A Teramo meeting "La Scienza per la Pace", Viganò: dalla speranza nasce la conoscenza
Edoardo Giribaldi — Città del Vaticano
“La speranza non può essere pensata senza una forma di sapere, e la conoscenza autentica - non quella tecnica né solo descrittiva - custodisce in sé un’apertura che la rende strutturalmente affine alla speranza”. È su questo assunto che monsignor Dario Edoardo Viganò, vice cancelliere della Pontificia Accademia delle Scienze (Pas), ha aperto il suo intervento - dal titolo “La conoscenza, anima della speranza” . in occasione del III meeting internazionale "La Scienza per la Pace", che si apre oggi, 4 luglio, presso il Parco della Scienza di Teramo e che prosegue domani alla Casa Maria Immacolata di Giulianova.
Una conoscenza che spera
Nella prima parte del suo intervento, Viganò ha riflettuto sulla speranza come attesa conoscitiva, prendendo le mosse dalle Confessioni di Agostino: “Et tota spes mea non nisi in magna valde misericordia tua”, ovvero “ogni mia speranza è posta nell’immensa grandezza della tua misericordia”. Dietro questa formula devozionale, ha spiegato, si cela “una teoria della conoscenza”: “La spes agostiniana non è sentimento soggettivo, ma condizione trascendentale del sapere”, che si rivela non come dominio del reale, ma come esposizione alla sua eccedenza. Ed è proprio qui che si radica la speranza: “Non un’opinione ottimistica sul futuro, ma un modo di stare nell’incompiuto, con consapevolezza”.

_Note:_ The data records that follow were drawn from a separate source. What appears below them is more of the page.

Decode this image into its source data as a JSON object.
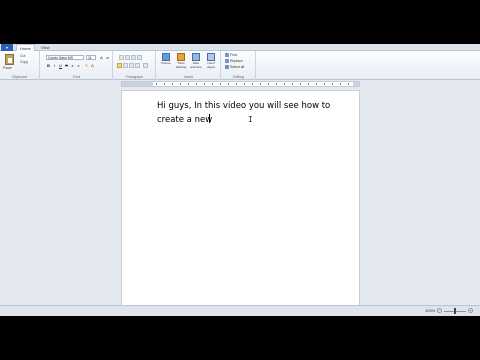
{
  "ribbon": {
    "tabs": [
      {
        "label": "Home",
        "active": true
      },
      {
        "label": "View",
        "active": false
      }
    ],
    "clipboard": {
      "paste_label": "Paste",
      "cut_label": "Cut",
      "copy_label": "Copy",
      "group_label": "Clipboard"
    },
    "font": {
      "family": "Comic Sans MS",
      "size": "11",
      "group_label": "Font"
    },
    "paragraph": {
      "group_label": "Paragraph"
    },
    "insert": {
      "items": [
        "Picture",
        "Paint drawing",
        "Date and time",
        "Insert object"
      ],
      "group_label": "Insert"
    },
    "editing": {
      "find": "Find",
      "replace": "Replace",
      "select_all": "Select all",
      "group_label": "Editing"
    }
  },
  "document": {
    "lines": [
      "Hi guys, In this video you will see how to",
      "create a new"
    ]
  },
  "status": {
    "zoom": "100%",
    "zoom_level": 0.5
  }
}
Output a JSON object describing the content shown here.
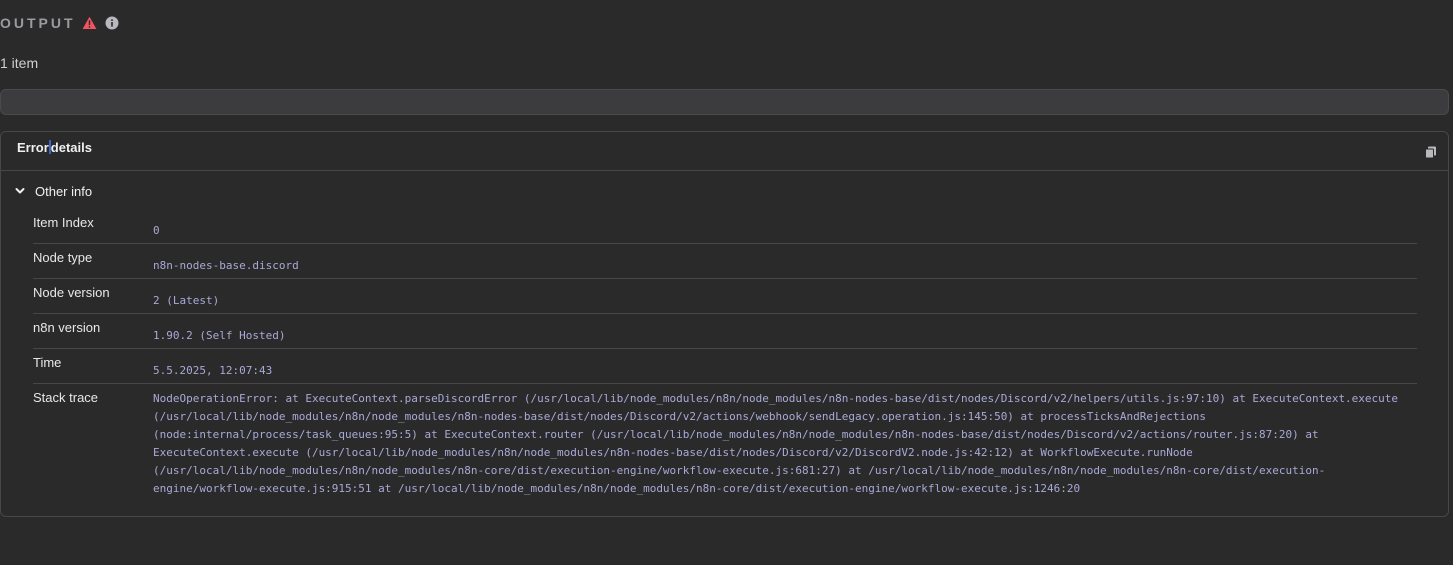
{
  "header": {
    "title": "OUTPUT",
    "warning_icon": "warning-triangle-icon",
    "info_icon": "info-circle-icon",
    "warning_color": "#f0545e",
    "info_color": "#b8b8bd"
  },
  "item_count": "1 item",
  "panel": {
    "title_part1": "Error",
    "title_part2": "details",
    "copy_icon": "copy-icon",
    "section": {
      "label": "Other info",
      "expanded": true
    },
    "rows": [
      {
        "label": "Item Index",
        "value": "0"
      },
      {
        "label": "Node type",
        "value": "n8n-nodes-base.discord"
      },
      {
        "label": "Node version",
        "value": "2 (Latest)"
      },
      {
        "label": "n8n version",
        "value": "1.90.2 (Self Hosted)"
      },
      {
        "label": "Time",
        "value": "5.5.2025, 12:07:43"
      },
      {
        "label": "Stack trace",
        "value": "NodeOperationError: at ExecuteContext.parseDiscordError (/usr/local/lib/node_modules/n8n/node_modules/n8n-nodes-base/dist/nodes/Discord/v2/helpers/utils.js:97:10) at ExecuteContext.execute (/usr/local/lib/node_modules/n8n/node_modules/n8n-nodes-base/dist/nodes/Discord/v2/actions/webhook/sendLegacy.operation.js:145:50) at processTicksAndRejections (node:internal/process/task_queues:95:5) at ExecuteContext.router (/usr/local/lib/node_modules/n8n/node_modules/n8n-nodes-base/dist/nodes/Discord/v2/actions/router.js:87:20) at ExecuteContext.execute (/usr/local/lib/node_modules/n8n/node_modules/n8n-nodes-base/dist/nodes/Discord/v2/DiscordV2.node.js:42:12) at WorkflowExecute.runNode (/usr/local/lib/node_modules/n8n/node_modules/n8n-core/dist/execution-engine/workflow-execute.js:681:27) at /usr/local/lib/node_modules/n8n/node_modules/n8n-core/dist/execution-engine/workflow-execute.js:915:51 at /usr/local/lib/node_modules/n8n/node_modules/n8n-core/dist/execution-engine/workflow-execute.js:1246:20"
      }
    ]
  }
}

In questa direzione, ha aggiunto Viganò, "il sapere sperante si distingue nettamente dal sapere tecnocratico" che "pretende di colmare ogni interstizio, trasformando l’orizzonte in un algoritmo, la conoscenza in previsione, la verità in esecutività". Ma è proprio "là dove tutto è calcolato" che "nulla può più essere atteso: "Il sapere che spera, al contrario, non rinuncia alla razionalità, ma la tempera riconoscendone l’intrinseca finitudine". Solo così "è possibile evitare l’idolatria del presente, l’idea che ciò che è visibile sia anche tutto ciò che è reale. La speranza, in questo contesto, non funziona come principio decorativo della conoscenza: ne è la custodia".
"Continuare a conoscere"
Il vice cancelliere dell'Accademia delle Scienze ha poi parlato di “orizzonte della speranza”, affermando come “ogni dato è sempre anche apertura verso altro, verso ciò che ancora non è tematizzato ma è già implicato nel vissuto”. Questo significa che conoscere davvero vuol dire rimanere aperti all’ignoto: “Non tutto è già stato detto, non tutto è già stato visto. E proprio per questo vale la pena continuare a conoscere”. “Sperare non significa tollerare il vuoto, né proiettare aspettative soggettive sul reale. Significa, più radicalmente, pensare il reale come eccedente rispetto alla sua attualizzazione”, ha aggiunto. E a conclusione del suo intervento, ha citato un passaggio ispirato dalla Lettera agli Ebrei: “La fede è fondamento delle cose che si sperano e prova di quelle che non si vedono”.